# Ein PC, 2 Spieler Games?



## Street68 (27. Oktober 2009)

Abend,
ich suche Spiele die man, an einem PC, gemeinsam zocken kann, wie zb. Kane & Lynch: Dead Men. Am besten wäre ein Shooter aber auch andere gute Games sind erwünscht (vllt was wo man sich den Ars** ablacht?). Man sollte sie einmal Mouse & Tastatur zocken + XboX Controller oder mit zwei Xbox Controllern.

Lg,
Street


----------



## Poulton (27. Oktober 2009)

Zwar keine Shooter:
Jump n Run: Hunter Hunted
Aufbau: Siedler 2
Sowohl Jump n Run, Adventure als auch Aufbau und Wirtschaft: Clonk Planet/Endavour/Rage ; erstere beide von Clonk sind mittlerweile Freeware, das Rage Shareware. Vorteil hier vorallem: Es gibt eine Menge Erweiterungen dafür und es ist, sofern man sich mit C+ und Bildbearbeitung auskennt, kein Problem dafür auch selber welche zu machen.


----------



## Street68 (27. Oktober 2009)

Ok, vielen Dank!
Werde mir die Games mal anschauen. ABer falls jemand noch was hat: Immer her damit 

Das ist der einizige Nachteil a,m PC. Man kann schlecht mit Freunden zocken ;(


----------



## freshprince2002 (27. Oktober 2009)

Worms 
DTM Race Driver (Teil 1)


----------



## Street68 (27. Oktober 2009)

Auch dir Danke! (Gibt leider keinen DankeButton )
Welches findet ihr ist das beste Worms?


----------



## DerSitzRiese (29. Oktober 2009)

Street68 schrieb:


> Auch dir Danke! (Gibt leider keinen DankeButton )
> Welches findet ihr ist das beste Worms?

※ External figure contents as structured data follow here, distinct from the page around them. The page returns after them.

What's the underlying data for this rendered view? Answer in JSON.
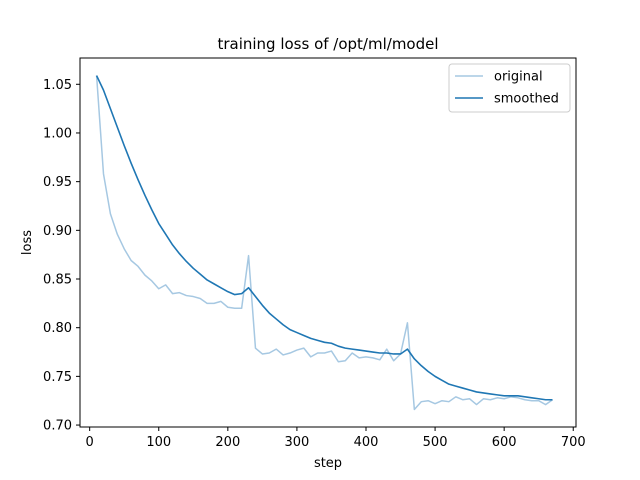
{
  "chart_data": {
    "type": "line",
    "title": "training loss of /opt/ml/model",
    "xlabel": "step",
    "ylabel": "loss",
    "xlim": [
      -14,
      704
    ],
    "ylim": [
      0.698,
      1.077
    ],
    "xticks": [
      0,
      100,
      200,
      300,
      400,
      500,
      600,
      700
    ],
    "yticks": [
      0.7,
      0.75,
      0.8,
      0.85,
      0.9,
      0.95,
      1.0,
      1.05
    ],
    "grid": false,
    "legend_position": "top-right",
    "colors": {
      "original": "#a6c8e2",
      "smoothed": "#1f77b4"
    },
    "x": [
      10,
      20,
      30,
      40,
      50,
      60,
      70,
      80,
      90,
      100,
      110,
      120,
      130,
      140,
      150,
      160,
      170,
      180,
      190,
      200,
      210,
      220,
      230,
      240,
      250,
      260,
      270,
      280,
      290,
      300,
      310,
      320,
      330,
      340,
      350,
      360,
      370,
      380,
      390,
      400,
      410,
      420,
      430,
      440,
      450,
      460,
      470,
      480,
      490,
      500,
      510,
      520,
      530,
      540,
      550,
      560,
      570,
      580,
      590,
      600,
      610,
      620,
      630,
      640,
      650,
      660,
      670
    ],
    "series": [
      {
        "name": "original",
        "values": [
          1.059,
          0.958,
          0.917,
          0.896,
          0.881,
          0.869,
          0.863,
          0.854,
          0.848,
          0.84,
          0.844,
          0.835,
          0.836,
          0.833,
          0.832,
          0.83,
          0.825,
          0.825,
          0.827,
          0.821,
          0.82,
          0.82,
          0.874,
          0.779,
          0.773,
          0.774,
          0.778,
          0.772,
          0.774,
          0.777,
          0.779,
          0.77,
          0.774,
          0.774,
          0.776,
          0.765,
          0.766,
          0.774,
          0.769,
          0.77,
          0.769,
          0.767,
          0.778,
          0.766,
          0.773,
          0.805,
          0.716,
          0.724,
          0.725,
          0.722,
          0.725,
          0.724,
          0.729,
          0.726,
          0.727,
          0.721,
          0.727,
          0.726,
          0.728,
          0.727,
          0.729,
          0.728,
          0.726,
          0.725,
          0.725,
          0.721,
          0.726
        ]
      },
      {
        "name": "smoothed",
        "values": [
          1.059,
          1.044,
          1.025,
          1.006,
          0.987,
          0.969,
          0.952,
          0.936,
          0.921,
          0.907,
          0.896,
          0.885,
          0.876,
          0.868,
          0.861,
          0.855,
          0.849,
          0.845,
          0.841,
          0.837,
          0.834,
          0.835,
          0.841,
          0.832,
          0.823,
          0.815,
          0.809,
          0.803,
          0.798,
          0.795,
          0.792,
          0.789,
          0.787,
          0.785,
          0.784,
          0.781,
          0.779,
          0.778,
          0.777,
          0.776,
          0.775,
          0.774,
          0.774,
          0.773,
          0.773,
          0.778,
          0.768,
          0.761,
          0.755,
          0.75,
          0.746,
          0.742,
          0.74,
          0.738,
          0.736,
          0.734,
          0.733,
          0.732,
          0.731,
          0.73,
          0.73,
          0.73,
          0.729,
          0.728,
          0.727,
          0.726,
          0.726
        ]
      }
    ]
  }
}
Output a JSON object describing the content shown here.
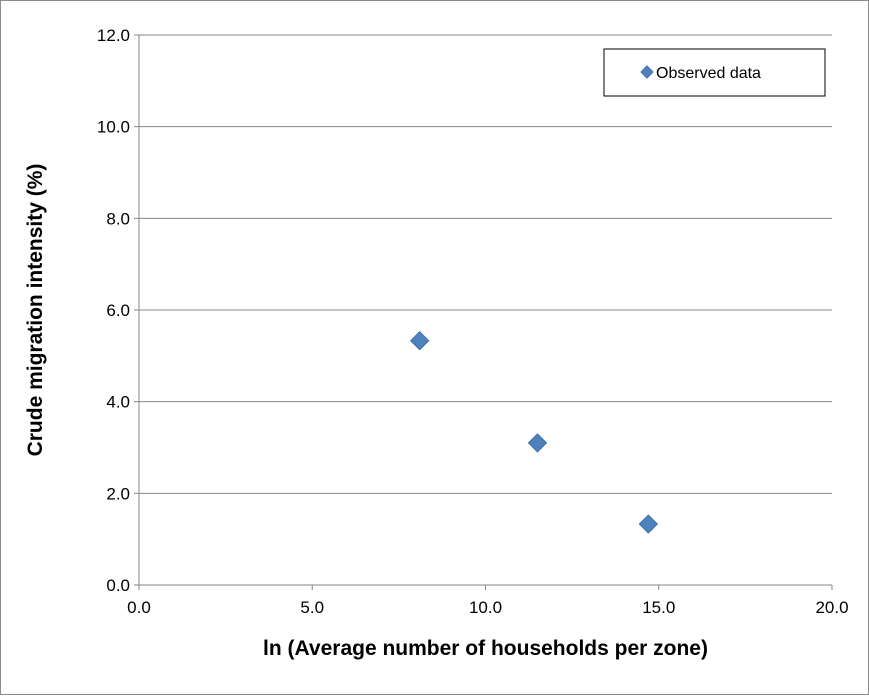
{
  "chart_data": {
    "type": "scatter",
    "title": "",
    "xlabel": "ln (Average number of households per zone)",
    "ylabel": "Crude migration intensity (%)",
    "xlim": [
      0,
      20
    ],
    "ylim": [
      0,
      12
    ],
    "x_ticks": [
      "0.0",
      "5.0",
      "10.0",
      "15.0",
      "20.0"
    ],
    "y_ticks": [
      "0.0",
      "2.0",
      "4.0",
      "6.0",
      "8.0",
      "10.0",
      "12.0"
    ],
    "grid": "horizontal",
    "legend_position": "top-right",
    "series": [
      {
        "name": "Observed data",
        "marker": "diamond",
        "color": "#4f81bd",
        "x": [
          8.1,
          11.5,
          14.7
        ],
        "y": [
          5.33,
          3.1,
          1.33
        ]
      }
    ]
  }
}
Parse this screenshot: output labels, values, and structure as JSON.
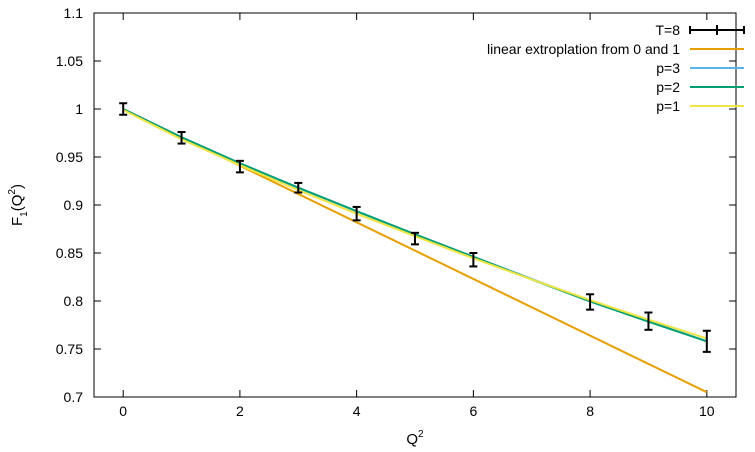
{
  "chart_data": {
    "type": "line",
    "title": "",
    "xlabel": "Q",
    "xlabel_sup": "2",
    "ylabel_main": "F",
    "ylabel_sub": "1",
    "ylabel_open": "(Q",
    "ylabel_sup": "2",
    "ylabel_close": ")",
    "xlim": [
      -0.5,
      10.5
    ],
    "ylim": [
      0.7,
      1.1
    ],
    "x_ticks": [
      0,
      2,
      4,
      6,
      8,
      10
    ],
    "y_ticks": [
      0.7,
      0.75,
      0.8,
      0.85,
      0.9,
      0.95,
      1,
      1.05,
      1.1
    ],
    "x_tick_labels": [
      "0",
      "2",
      "4",
      "6",
      "8",
      "10"
    ],
    "y_tick_labels": [
      "0.7",
      "0.75",
      "0.8",
      "0.85",
      "0.9",
      "0.95",
      "1",
      "1.05",
      "1.1"
    ],
    "grid": false,
    "legend_position": "top-right",
    "series": [
      {
        "name": "T=8",
        "kind": "errorbar",
        "color": "#000000",
        "x": [
          0,
          1,
          2,
          3,
          4,
          5,
          6,
          8,
          9,
          10
        ],
        "y": [
          1.0,
          0.97,
          0.94,
          0.918,
          0.891,
          0.865,
          0.843,
          0.799,
          0.779,
          0.758
        ],
        "err": [
          0.006,
          0.006,
          0.006,
          0.005,
          0.007,
          0.006,
          0.007,
          0.008,
          0.009,
          0.011
        ]
      },
      {
        "name": "linear extroplation from 0 and 1",
        "kind": "line",
        "color": "#e69f00",
        "x": [
          0,
          10
        ],
        "y": [
          1.0,
          0.705
        ]
      },
      {
        "name": "p=3",
        "kind": "line",
        "color": "#56b4e9",
        "x": [
          0,
          1,
          2,
          3,
          4,
          5,
          6,
          7,
          8,
          9,
          10
        ],
        "y": [
          1.0,
          0.9705,
          0.9435,
          0.918,
          0.8935,
          0.8695,
          0.846,
          0.823,
          0.8,
          0.779,
          0.758
        ]
      },
      {
        "name": "p=2",
        "kind": "line",
        "color": "#009e73",
        "x": [
          0,
          1,
          2,
          3,
          4,
          5,
          6,
          7,
          8,
          9,
          10
        ],
        "y": [
          1.0,
          0.9705,
          0.9435,
          0.918,
          0.8935,
          0.8695,
          0.846,
          0.8225,
          0.7995,
          0.7785,
          0.758
        ]
      },
      {
        "name": "p=1",
        "kind": "line",
        "color": "#f0e442",
        "x": [
          0,
          1,
          2,
          3,
          4,
          5,
          6,
          7,
          8,
          9,
          10
        ],
        "y": [
          0.999,
          0.9685,
          0.9415,
          0.9155,
          0.891,
          0.8675,
          0.8445,
          0.8225,
          0.801,
          0.7805,
          0.761
        ]
      }
    ]
  }
}
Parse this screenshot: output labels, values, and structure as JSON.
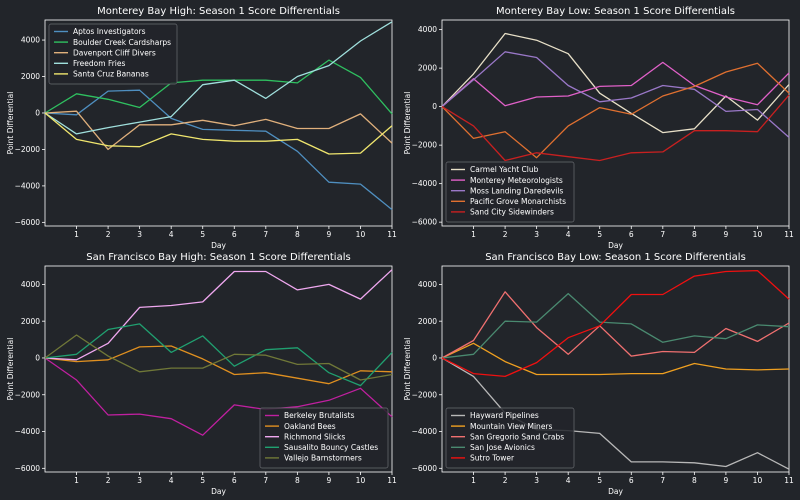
{
  "chart_data": [
    {
      "type": "line",
      "title": "Monterey Bay High: Season 1 Score Differentials",
      "xlabel": "Day",
      "ylabel": "Point Differential",
      "x": [
        0,
        1,
        2,
        3,
        4,
        5,
        6,
        7,
        8,
        9,
        10,
        11
      ],
      "xticks": [
        1,
        2,
        3,
        4,
        5,
        6,
        7,
        8,
        9,
        10,
        11
      ],
      "yticks": [
        -6000,
        -4000,
        -2000,
        0,
        2000,
        4000
      ],
      "ylim": [
        -6200,
        5100
      ],
      "legend": "top-left",
      "series": [
        {
          "name": "Aptos Investigators",
          "color": "#4f8fc0",
          "values": [
            0,
            -100,
            1200,
            1250,
            -300,
            -900,
            -950,
            -1000,
            -2100,
            -3800,
            -3900,
            -5300
          ]
        },
        {
          "name": "Boulder Creek Cardsharps",
          "color": "#2fc060",
          "values": [
            0,
            1050,
            750,
            300,
            1650,
            1800,
            1800,
            1800,
            1650,
            2900,
            1950,
            -50
          ]
        },
        {
          "name": "Davenport Cliff Divers",
          "color": "#e0b07c",
          "values": [
            0,
            100,
            -2000,
            -650,
            -650,
            -400,
            -700,
            -350,
            -850,
            -850,
            -50,
            -1650
          ]
        },
        {
          "name": "Freedom Fries",
          "color": "#a0e0dd",
          "values": [
            0,
            -1150,
            -800,
            -500,
            -200,
            1550,
            1800,
            800,
            2000,
            2600,
            3950,
            5000
          ]
        },
        {
          "name": "Santa Cruz Bananas",
          "color": "#f0e66e",
          "values": [
            0,
            -1450,
            -1800,
            -1850,
            -1150,
            -1450,
            -1550,
            -1550,
            -1450,
            -2250,
            -2200,
            -700
          ]
        }
      ]
    },
    {
      "type": "line",
      "title": "Monterey Bay Low: Season 1 Score Differentials",
      "xlabel": "Day",
      "ylabel": "Point Differential",
      "x": [
        0,
        1,
        2,
        3,
        4,
        5,
        6,
        7,
        8,
        9,
        10,
        11
      ],
      "xticks": [
        1,
        2,
        3,
        4,
        5,
        6,
        7,
        8,
        9,
        10,
        11
      ],
      "yticks": [
        -6000,
        -4000,
        -2000,
        0,
        2000,
        4000
      ],
      "ylim": [
        -6200,
        4500
      ],
      "legend": "bottom-left",
      "series": [
        {
          "name": "Carmel Yacht Club",
          "color": "#e8e0c8",
          "values": [
            0,
            1700,
            3800,
            3450,
            2750,
            700,
            -350,
            -1350,
            -1150,
            550,
            -700,
            1150
          ]
        },
        {
          "name": "Monterey Meteorologists",
          "color": "#e060c8",
          "values": [
            0,
            1450,
            50,
            500,
            550,
            1050,
            1100,
            2300,
            1100,
            500,
            100,
            1750
          ]
        },
        {
          "name": "Moss Landing Daredevils",
          "color": "#9a78c8",
          "values": [
            0,
            1400,
            2850,
            2550,
            1100,
            250,
            450,
            1100,
            900,
            -250,
            -150,
            -1600
          ]
        },
        {
          "name": "Pacific Grove Monarchists",
          "color": "#e07030",
          "values": [
            0,
            -1650,
            -1300,
            -2650,
            -1000,
            -50,
            -400,
            550,
            1050,
            1800,
            2250,
            700
          ]
        },
        {
          "name": "Sand City Sidewinders",
          "color": "#c82020",
          "values": [
            0,
            -1000,
            -2800,
            -2400,
            -2600,
            -2800,
            -2400,
            -2350,
            -1250,
            -1250,
            -1300,
            600
          ]
        }
      ]
    },
    {
      "type": "line",
      "title": "San Francisco Bay High: Season 1 Score Differentials",
      "xlabel": "Day",
      "ylabel": "Point Differential",
      "x": [
        0,
        1,
        2,
        3,
        4,
        5,
        6,
        7,
        8,
        9,
        10,
        11
      ],
      "xticks": [
        1,
        2,
        3,
        4,
        5,
        6,
        7,
        8,
        9,
        10,
        11
      ],
      "yticks": [
        -6000,
        -4000,
        -2000,
        0,
        2000,
        4000
      ],
      "ylim": [
        -6200,
        5000
      ],
      "legend": "bottom-right",
      "series": [
        {
          "name": "Berkeley Brutalists",
          "color": "#c020a0",
          "values": [
            0,
            -1200,
            -3100,
            -3050,
            -3300,
            -4200,
            -2550,
            -2800,
            -2650,
            -2300,
            -1650,
            -3200
          ]
        },
        {
          "name": "Oakland Bees",
          "color": "#e09020",
          "values": [
            0,
            -200,
            -100,
            600,
            650,
            -50,
            -900,
            -800,
            -1100,
            -1400,
            -700,
            -750
          ]
        },
        {
          "name": "Richmond Slicks",
          "color": "#f0a8f0",
          "values": [
            0,
            -100,
            800,
            2750,
            2850,
            3050,
            4700,
            4700,
            3700,
            4000,
            3200,
            4800
          ]
        },
        {
          "name": "Sausalito Bouncy Castles",
          "color": "#20a070",
          "values": [
            0,
            200,
            1550,
            1850,
            300,
            1200,
            -450,
            450,
            550,
            -800,
            -1500,
            300
          ]
        },
        {
          "name": "Vallejo Barnstormers",
          "color": "#707838",
          "values": [
            0,
            1250,
            100,
            -750,
            -550,
            -550,
            200,
            150,
            -350,
            -300,
            -1200,
            -900
          ]
        }
      ]
    },
    {
      "type": "line",
      "title": "San Francisco Bay Low: Season 1 Score Differentials",
      "xlabel": "Day",
      "ylabel": "Point Differential",
      "x": [
        0,
        1,
        2,
        3,
        4,
        5,
        6,
        7,
        8,
        9,
        10,
        11
      ],
      "xticks": [
        1,
        2,
        3,
        4,
        5,
        6,
        7,
        8,
        9,
        10,
        11
      ],
      "yticks": [
        -6000,
        -4000,
        -2000,
        0,
        2000,
        4000
      ],
      "ylim": [
        -6200,
        5000
      ],
      "legend": "bottom-left",
      "series": [
        {
          "name": "Hayward Pipelines",
          "color": "#b8b8b8",
          "values": [
            0,
            -1000,
            -3000,
            -3900,
            -3950,
            -4100,
            -5650,
            -5650,
            -5700,
            -5900,
            -5150,
            -6050
          ]
        },
        {
          "name": "Mountain View Miners",
          "color": "#f0a020",
          "values": [
            0,
            800,
            -200,
            -900,
            -900,
            -900,
            -850,
            -850,
            -300,
            -600,
            -650,
            -600
          ]
        },
        {
          "name": "San Gregorio Sand Crabs",
          "color": "#f07070",
          "values": [
            0,
            950,
            3600,
            1650,
            200,
            1750,
            100,
            350,
            300,
            1600,
            900,
            1900
          ]
        },
        {
          "name": "San Jose Avionics",
          "color": "#4a8a70",
          "values": [
            0,
            200,
            2000,
            1950,
            3500,
            1950,
            1850,
            850,
            1200,
            1050,
            1800,
            1700
          ]
        },
        {
          "name": "Sutro Tower",
          "color": "#f01010",
          "values": [
            0,
            -850,
            -1000,
            -250,
            1100,
            1750,
            3450,
            3450,
            4450,
            4700,
            4750,
            3200
          ]
        }
      ]
    }
  ]
}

alle 2d Teile (zB Armagedon)


----------



## Th3XPr3d4t0r (2. November 2009)

Passt zwar nicht so hier rein, aber da wären noch Lego Star Wars 1 und 2


----------



## feivel (3. November 2009)

worms 2, worms world party

heroes of the might and magic in der hotseat sitzung, street fighter IV,
guitar hero , vorsichtig den n64 emulator mal erwähnen mit mario kart


----------



## zkSpawn (3. November 2009)

Alter Post zum gleichen Thema von mir 



zkSpawn schrieb:


> - Kane and Lynch : Dead Men - Koop Modus mit 2x 360 Pads
> - NBA 2K9
> - Conflict: Denied Ops
> 
> ...


----------



## Street68 (3. November 2009)

Auch vielen Dank an die anderen Poster!
Vorallem der letzte Post hat mir einen guten Tipp gegeben!


----------



## Doney (4. November 2009)

ganz klar worms


----------



## feivel (5. November 2009)

der thread hat mich selber mal wieder auf das thema gebracht, danke nochmal dafür und ich hab bisschen gesucht und ausprobiert
dabei bin ich auf das lost vikings artige jump n run gestoßen namens trine

in dem jeder charakter andere fähigkeiten hat und man es nur mit kombination aller 3en schaffen kann.
dieses spiel lässt sich auch sehr gut im koop zusammen vor dem fernseher spielen, anscheinend sogar zu dritt...aber da fehlt mir auch das 3.te pad.
empfehlen tu ich dabei aber ein modernes pad mit min. 2.tem analog stick für die fähigkeiten.
mein zweites pad ist ein reines digitales und ich kann einfach nicht für jeden charakter alle fähigkeiten damit spielen 
<- muss ich also mir noch eins besorgen..aber macht echt spass


----------



## Street68 (5. November 2009)

Was ich gefunden habe: Frontschweine... Das hab ich immer auf der PS1 gezockt. Allerdings bekomm ich es nicht zum laufen. Und ich weiß nicht, ob es im Koop auf dem PC spielbar ist.


----------



## Altair94 (5. November 2009)

Nimm den N64 Emulator und dann so Games wie Duke Nukem 64 usw...


----------



## feivel (6. November 2009)

nich duke nukem 64 ... XD
wenn dann bitte die pc version


----------



## david430 (6. November 2009)

vielleicht far cry 1, das kann man glaub gratis im inet runterladen und die server sind immer noch einigermaßen besucht, man trifft immer auf server mit 10 oder mehr playern...


----------



## Altair94 (9. November 2009)

feivel schrieb:


> nich duke nukem 64 ... XD
> wenn dann bitte die pc version


 
Is ja gut... War halt das , was mir am spontantsten eingefallen ist was im Koop geht.


----------